ACO REACH Model’s Strategic Ramifications in the Healthcare Industry

ACO Reach Model

The Centers for Medicare and Medicaid Services (CMS) Innovation Center is working on replacing its Global and Professional Direct Contracting model (GPDC), which will be phasing out at the end of 2022, with the highly-anticipated Accountable Care Organization Realizing Equity, Access, and Community Health model (ACO REACH), which will take effect on January 1, 2023. The ACO REACH initiative strives to enhance the quality of care for Medicare beneficiaries, focusing on marginalized patients who are undeserved.

Participants in the present setup will be transferred directly to the ACO REACH Model if they fulfill the new model’s prerequisites. CMS has published a Request for Applications (RFA) for more partners to join the ACO REACH Model commencing in the Performance Year 2023.

The ACO REACH Model is intended to bring together a diverse group of providers and suppliers under the same legal framework, focusing on primary care as a method of efficiently managing healthcare services generally.

Issues to Consider for Service Providers

The GPDC model has been modified and relaunched as ACO REACH to accurately define the agency’s vision and goals and the Administration’s top priorities for the reform agenda. The revised ACO REACH model integrates input from stakeholders to address GPDC opponents’ concerns while keeping the model’s essential characteristics and expanding on the accountable care movement’s momentum. In conjunction with the Innovation Center’s Ten-Year Plan, issued late in 2021, ACO REACH includes intriguing additional features focused on eliminating health equity disparities.

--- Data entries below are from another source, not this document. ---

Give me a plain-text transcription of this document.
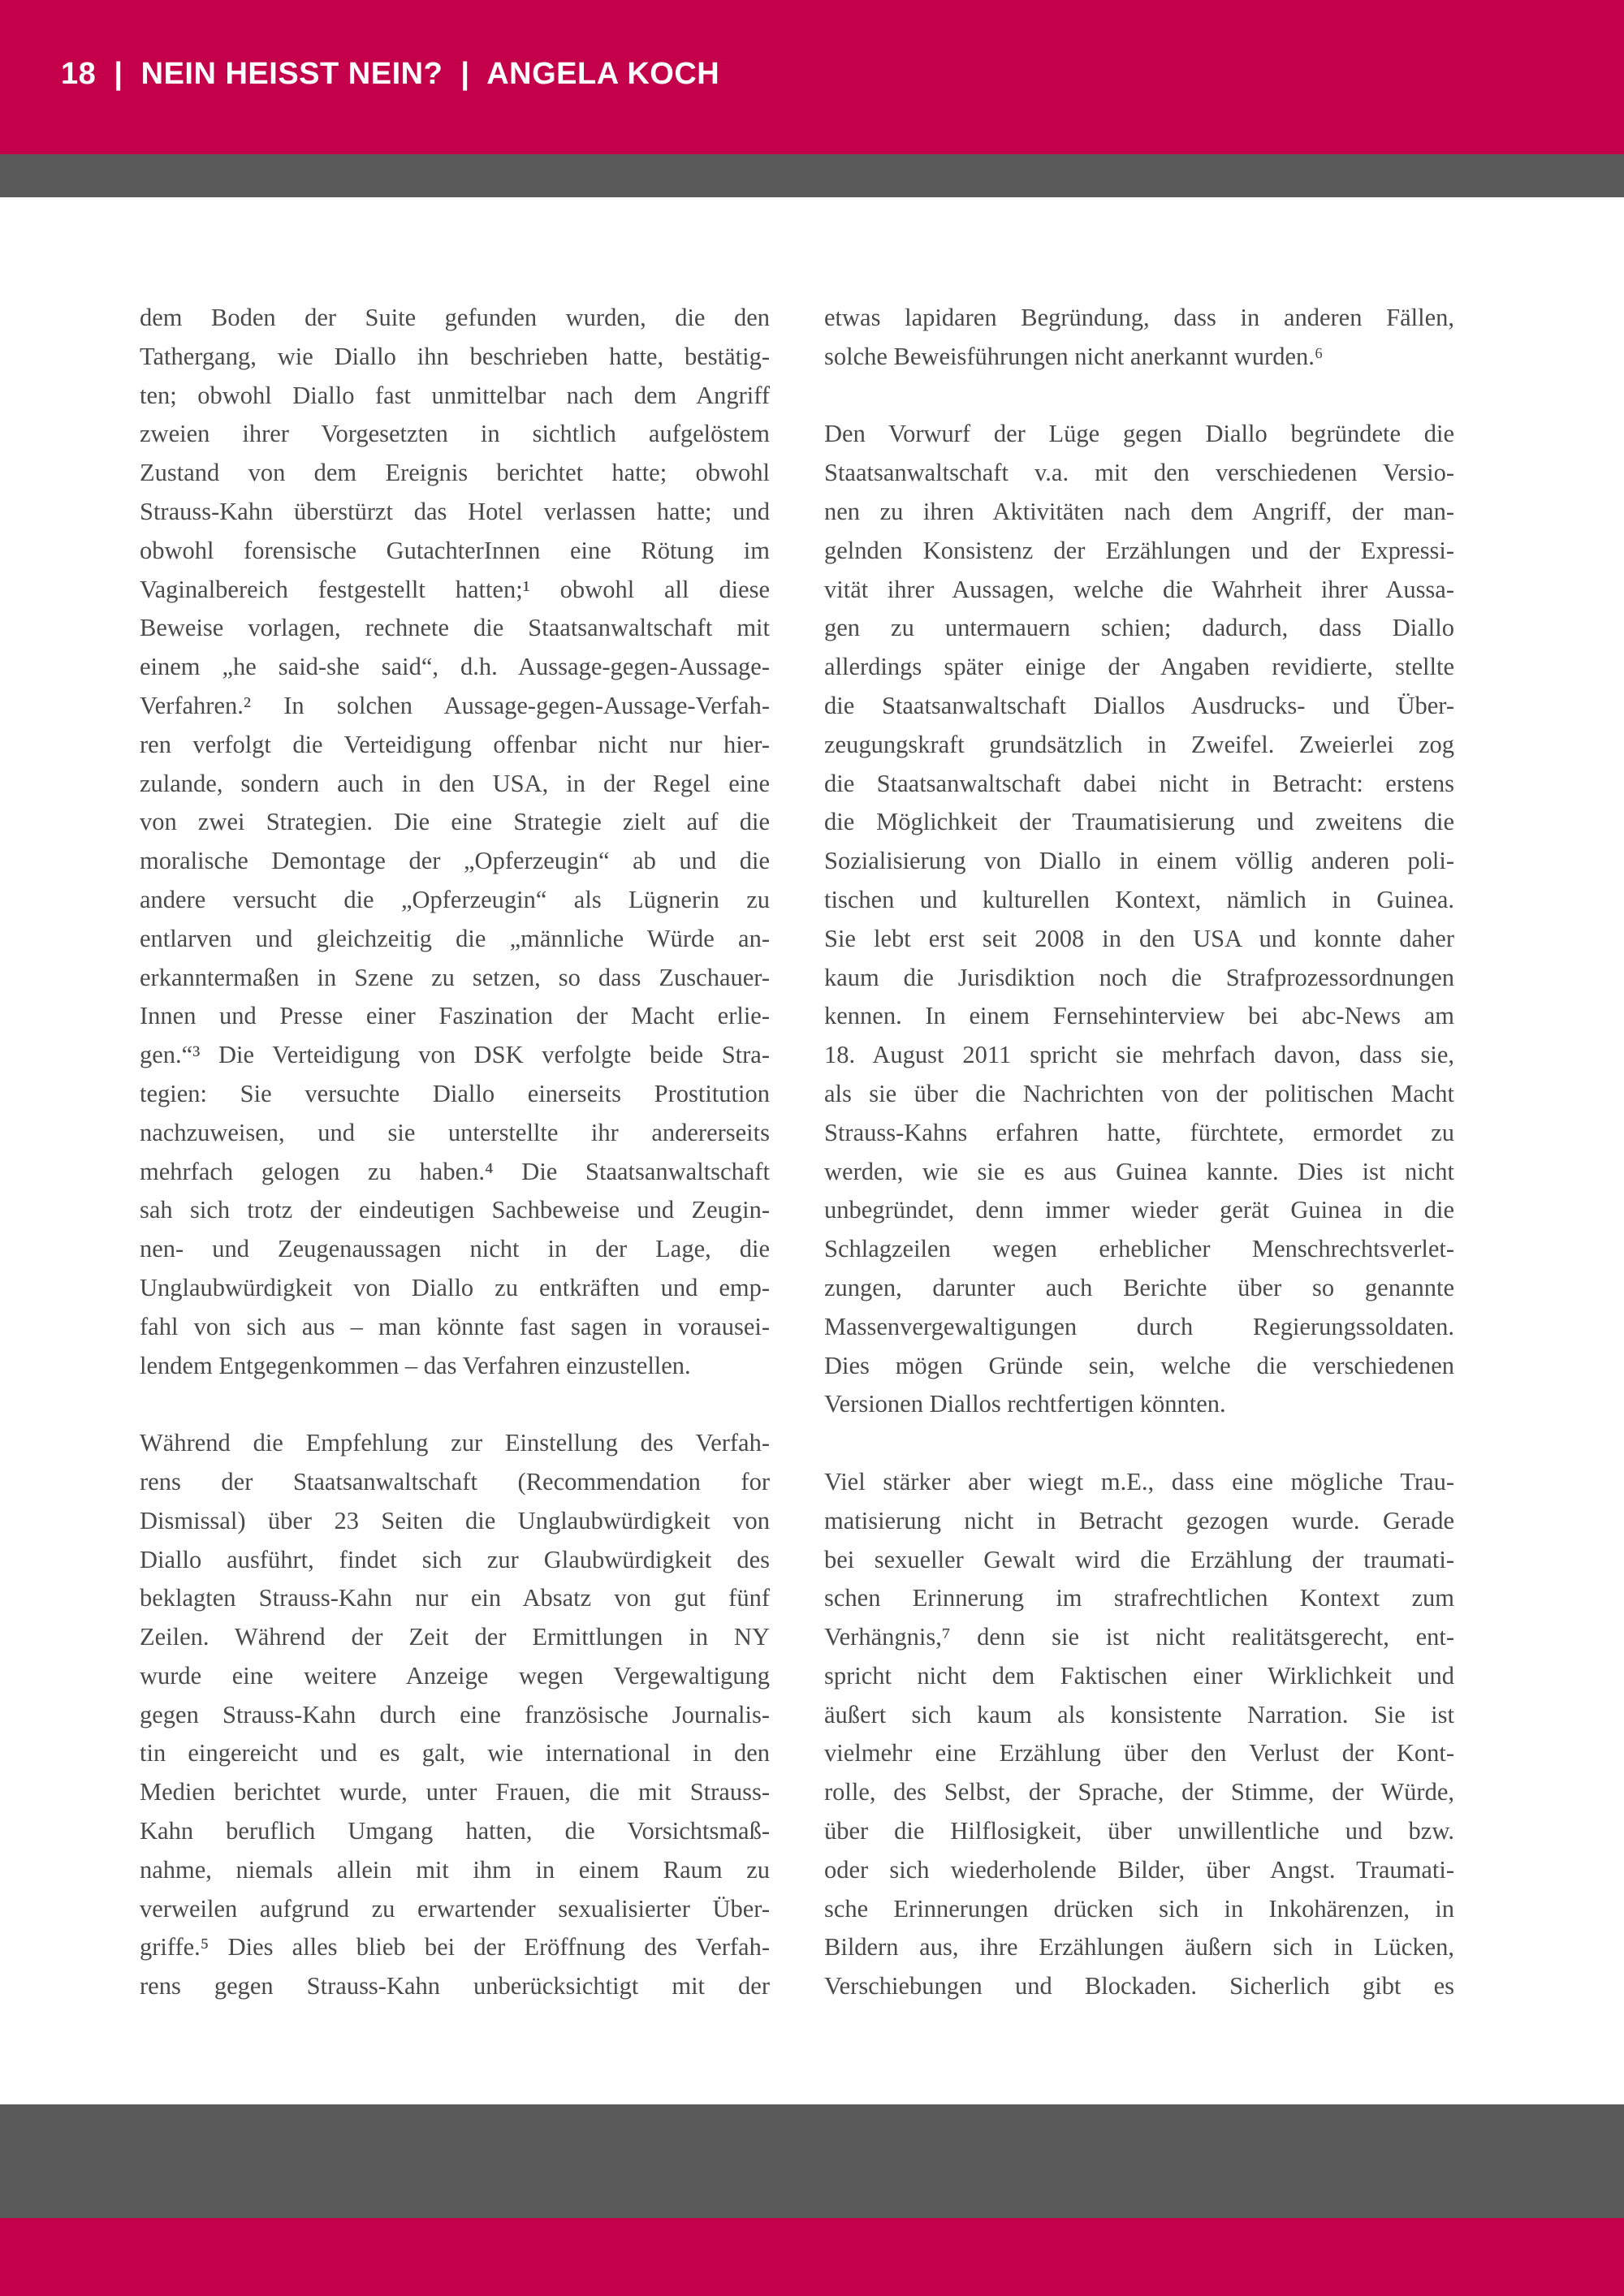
18  |  NEIN HEISST NEIN?  |  ANGELA KOCH
dem Boden der Suite gefunden wurden, die den
Tathergang, wie Diallo ihn beschrieben hatte, bestätig-
ten; obwohl Diallo fast unmittelbar nach dem Angriff
zweien ihrer Vorgesetzten in sichtlich aufgelöstem
Zustand von dem Ereignis berichtet hatte; obwohl
Strauss-Kahn überstürzt das Hotel verlassen hatte; und
obwohl forensische GutachterInnen eine Rötung im
Vaginalbereich festgestellt hatten;¹ obwohl all diese
Beweise vorlagen, rechnete die Staatsanwaltschaft mit
einem „he said-she said“, d.h. Aussage-gegen-Aussage-
Verfahren.² In solchen Aussage-gegen-Aussage-Verfah-
ren verfolgt die Verteidigung offenbar nicht nur hier-
zulande, sondern auch in den USA, in der Regel eine
von zwei Strategien. Die eine Strategie zielt auf die
moralische Demontage der „Opferzeugin“ ab und die
andere versucht die „Opferzeugin“ als Lügnerin zu
entlarven und gleichzeitig die „männliche Würde an-
erkanntermaßen in Szene zu setzen, so dass Zuschauer-
Innen und Presse einer Faszination der Macht erlie-
gen.“³ Die Verteidigung von DSK verfolgte beide Stra-
tegien: Sie versuchte Diallo einerseits Prostitution
nachzuweisen, und sie unterstellte ihr andererseits
mehrfach gelogen zu haben.⁴ Die Staatsanwaltschaft
sah sich trotz der eindeutigen Sachbeweise und Zeugin-
nen- und Zeugenaussagen nicht in der Lage, die
Unglaubwürdigkeit von Diallo zu entkräften und emp-
fahl von sich aus – man könnte fast sagen in vorausei-
lendem Entgegenkommen – das Verfahren einzustellen.
Während die Empfehlung zur Einstellung des Verfah-
rens der Staatsanwaltschaft (Recommendation for
Dismissal) über 23 Seiten die Unglaubwürdigkeit von
Diallo ausführt, findet sich zur Glaubwürdigkeit des
beklagten Strauss-Kahn nur ein Absatz von gut fünf
Zeilen. Während der Zeit der Ermittlungen in NY
wurde eine weitere Anzeige wegen Vergewaltigung
gegen Strauss-Kahn durch eine französische Journalis-
tin eingereicht und es galt, wie international in den
Medien berichtet wurde, unter Frauen, die mit Strauss-
Kahn beruflich Umgang hatten, die Vorsichtsmaß-
nahme, niemals allein mit ihm in einem Raum zu
verweilen aufgrund zu erwartender sexualisierter Über-
griffe.⁵ Dies alles blieb bei der Eröffnung des Verfah-
rens gegen Strauss-Kahn unberücksichtigt mit der
etwas lapidaren Begründung, dass in anderen Fällen,
solche Beweisführungen nicht anerkannt wurden.⁶
Den Vorwurf der Lüge gegen Diallo begründete die
Staatsanwaltschaft v.a. mit den verschiedenen Versio-
nen zu ihren Aktivitäten nach dem Angriff, der man-
gelnden Konsistenz der Erzählungen und der Expressi-
vität ihrer Aussagen, welche die Wahrheit ihrer Aussa-
gen zu untermauern schien; dadurch, dass Diallo
allerdings später einige der Angaben revidierte, stellte
die Staatsanwaltschaft Diallos Ausdrucks- und Über-
zeugungskraft grundsätzlich in Zweifel. Zweierlei zog
die Staatsanwaltschaft dabei nicht in Betracht: erstens
die Möglichkeit der Traumatisierung und zweitens die
Sozialisierung von Diallo in einem völlig anderen poli-
tischen und kulturellen Kontext, nämlich in Guinea.
Sie lebt erst seit 2008 in den USA und konnte daher
kaum die Jurisdiktion noch die Strafprozessordnungen
kennen. In einem Fernsehinterview bei abc-News am
18. August 2011 spricht sie mehrfach davon, dass sie,
als sie über die Nachrichten von der politischen Macht
Strauss-Kahns erfahren hatte, fürchtete, ermordet zu
werden, wie sie es aus Guinea kannte. Dies ist nicht
unbegründet, denn immer wieder gerät Guinea in die
Schlagzeilen wegen erheblicher Menschrechtsverlet-
zungen, darunter auch Berichte über so genannte
Massenvergewaltigungen durch Regierungssoldaten.
Dies mögen Gründe sein, welche die verschiedenen
Versionen Diallos rechtfertigen könnten.
Viel stärker aber wiegt m.E., dass eine mögliche Trau-
matisierung nicht in Betracht gezogen wurde. Gerade
bei sexueller Gewalt wird die Erzählung der traumati-
schen Erinnerung im strafrechtlichen Kontext zum
Verhängnis,⁷ denn sie ist nicht realitätsgerecht, ent-
spricht nicht dem Faktischen einer Wirklichkeit und
äußert sich kaum als konsistente Narration. Sie ist
vielmehr eine Erzählung über den Verlust der Kont-
rolle, des Selbst, der Sprache, der Stimme, der Würde,
über die Hilflosigkeit, über unwillentliche und bzw.
oder sich wiederholende Bilder, über Angst. Traumati-
sche Erinnerungen drücken sich in Inkohärenzen, in
Bildern aus, ihre Erzählungen äußern sich in Lücken,
Verschiebungen und Blockaden. Sicherlich gibt es
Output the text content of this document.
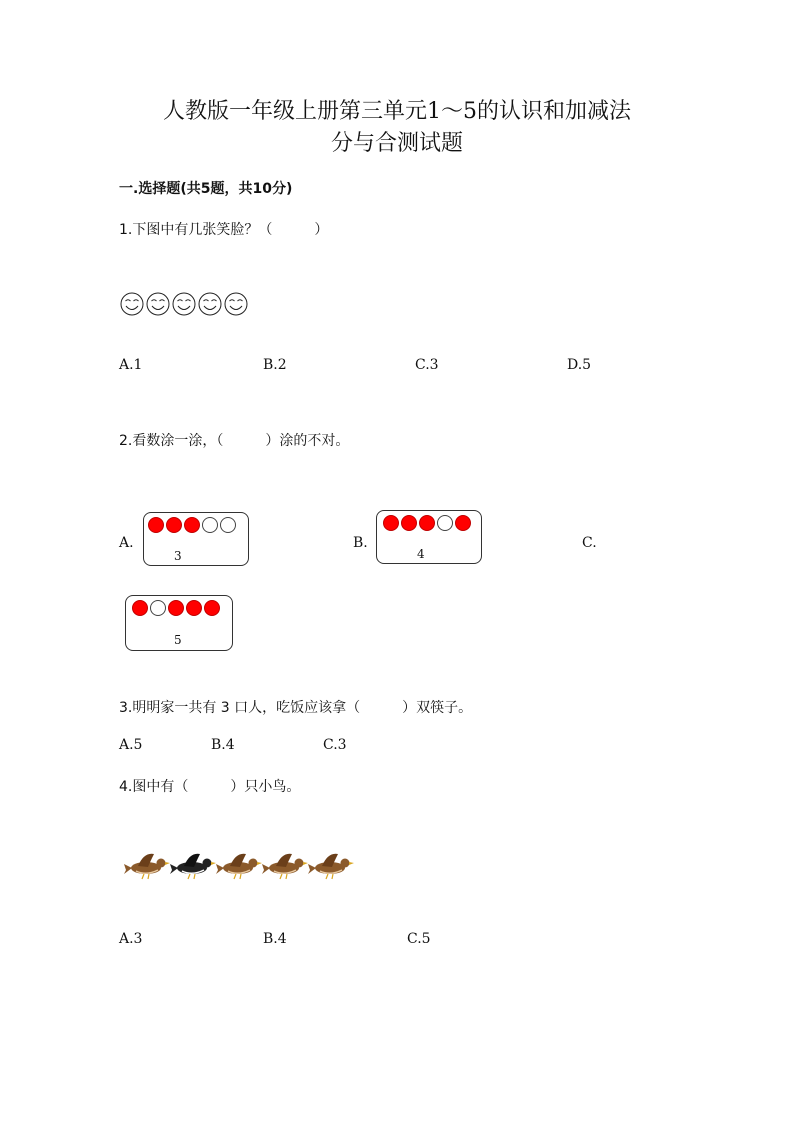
人教版一年级上册第三单元1～5的认识和加减法
分与合测试题
一.选择题(共5题，共10分)
1.下图中有几张笑脸？（　　　）
A.1	B.2	C.3	D.5
2.看数涂一涂，（　　　）涂的不对。
A.
3
B.
4
C.
5
3.明明家一共有 3 口人，吃饭应该拿（　　　）双筷子。
A.5	B.4	C.3
4.图中有（　　　）只小鸟。
A.3	B.4	C.5
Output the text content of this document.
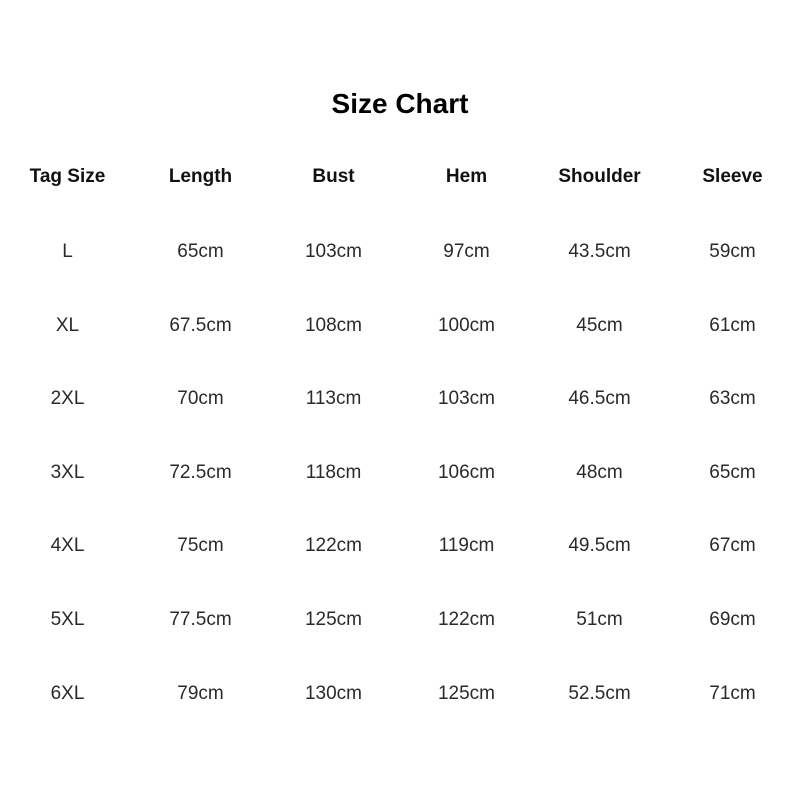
Size Chart
Tag Size	Length	Bust	Hem	Shoulder	Sleeve
L	65cm	103cm	97cm	43.5cm	59cm
XL	67.5cm	108cm	100cm	45cm	61cm
2XL	70cm	113cm	103cm	46.5cm	63cm
3XL	72.5cm	118cm	106cm	48cm	65cm
4XL	75cm	122cm	119cm	49.5cm	67cm
5XL	77.5cm	125cm	122cm	51cm	69cm
6XL	79cm	130cm	125cm	52.5cm	71cm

The ACO REACH Model gives provider groups the chance to succeed from risk-adjusted incentives that result in higher quality care and cheaper costs. It creates an opportunity for health facilities and systems to collaborate with such provider groups to achieve operational excellence by concentrating on more excellent acuity referrals while alleviating staff recruitment and retention and budgetary constraints for the lower-acuity patient load.

CMS’ previous experience with unconventional models, initiatives, and demos has established that aligning incentives for primary care practitioners or service providers to reward the effective performance and delivery of high-value care enhances patient care quality and cost-efficiency.

Issues to Consider for Health Plans

The ACO REACH Model broadens risk-sharing alternatives and relies on CMS’ ACO profile’s lessons. It articulates stakeholders’ severe concerns regarding the lack of a consistent method for performance monitoring or bench marking, the financial framework in other CMS risk-based programs proposed under Medicare FFS, namely the Shared Savings Program and NGACO Model, not lending enough from private market initiatives, and the inaccessibility to an authentic population-based payment scheme to influence complete transition.

Through modifications in the bench-marking approach and risk adjustment, the financial incentives are aimed to attract those healthcare companies that properly treat complicated, chronically, and critically sick patients. Risk stratification of patients and customizing care management practices to match their patient group may also boost ACOs’ functionalities and economic sides.

Risk-Sharing Approach and Options

The risk is the real king in ACO REACH with two risk-sharing alternatives. The Professional choice comes with lesser risk. It mandates capitation of primary care services and gives partial risk-sharing of revenues and losses of 50%. The second choice, the Global approach, is not the scary one. It provides 100 percent risk sharing of profits and losses and capitated reimbursements for all services delivered by providers that have decided to participate in the ACO.

The ACO REACH Model’s risk-sharing mechanisms are designed to cut costs while maintaining or improving care quality for beneficiaries. The ACO REACH Model attempts to align financial rewards, provide participants with a proactively defined and consistent revenue source, and place a stronger focus on the beneficiary decision by:

• Offering both capitated and partially capitated population-based incentives that shift away from typical FFS risk-sharing alternatives in Medicare FFS.
• Allowing organizations newer to Medicare FFS, such as physician-controlled organizations now functioning only under the MA program and organizations insufficient to fulfill the beneficiary basic standards of previous ACO initiatives, to participate in CMS Innovation Center models.
• Encouraging beneficiaries to participate in the process of their care delivery via voluntary alignment and practical Benefit Enhancements;
• Minimizing healthcare provider workload to successfully address care needs, for instance, by using a reduced number of core quality metrics (already utilized in the Pioneer ACO Model, NGACO Model, and Shared Savings Program) exemptions to make care delivery smoother and quicker.

CMS is dedicated to enhancing care for intended recipients. As a result, it has the authority to alter or cancel the ACO REACH Model if it fails to meet its objectives.